Marge Bongはその後実業家「Murray Drucker」氏と結婚、「Marge Bong Drucker」となります。彼女は2人の娘を育てながら、ファッションモデルとして世界を回り、さらに自ら犬のブリーダーのための専門誌「Boxer Review」を発行(Boxer Review氏は2001年まで発行されていた)。
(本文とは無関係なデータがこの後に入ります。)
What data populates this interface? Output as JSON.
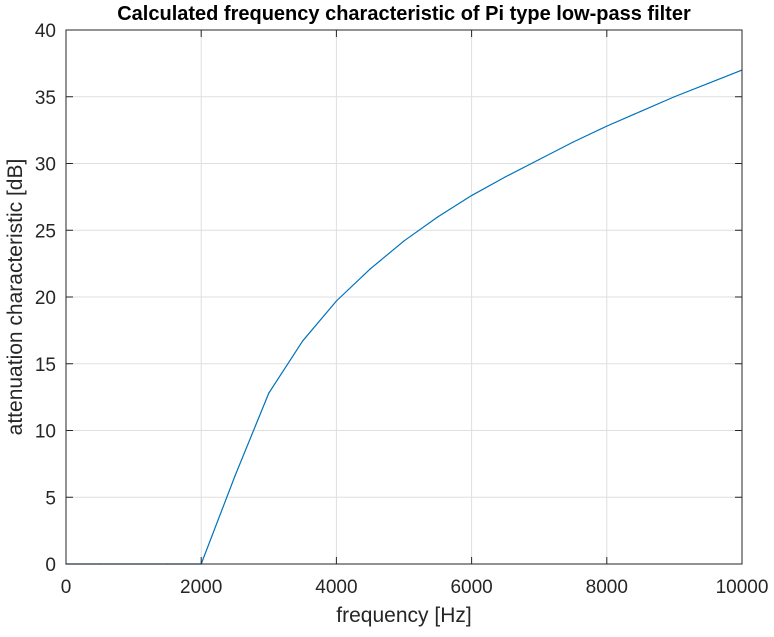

Murray Drucker氏の死後、Marge Bong Druckerはリチャード・ボングと米軍のパロットの業績を称える記念館、「Richard I. Bong Veterans Historical Center」の設立を手伝い、2003年10月、79歳で死亡しました。数年に渡りガンで闘病生活を送っていた彼女は死の前年、50年住んだハリウッドの家を売り、リチャード・ボングの生まれたウィスコンシン州、ポプラへと引っ越していました。

彼女は生前、リチャード・ボングとの短い結婚について、「私は、彼との時間に十分満足している」と語ったそうです。

最後にカードモデルブログらしい追記をアリバイ的に。
Margeの肖像が書かれたP-38ライトニングJ型は、1997年にHalinskiからリリースされておりますが、最近はショップで見かけませんな。展開図は手書きですが、細かい部分までシャープ書き込まれ、ほとんどデジタルと遜色ない内容だとか。見かけたら、手に入れたい一品です。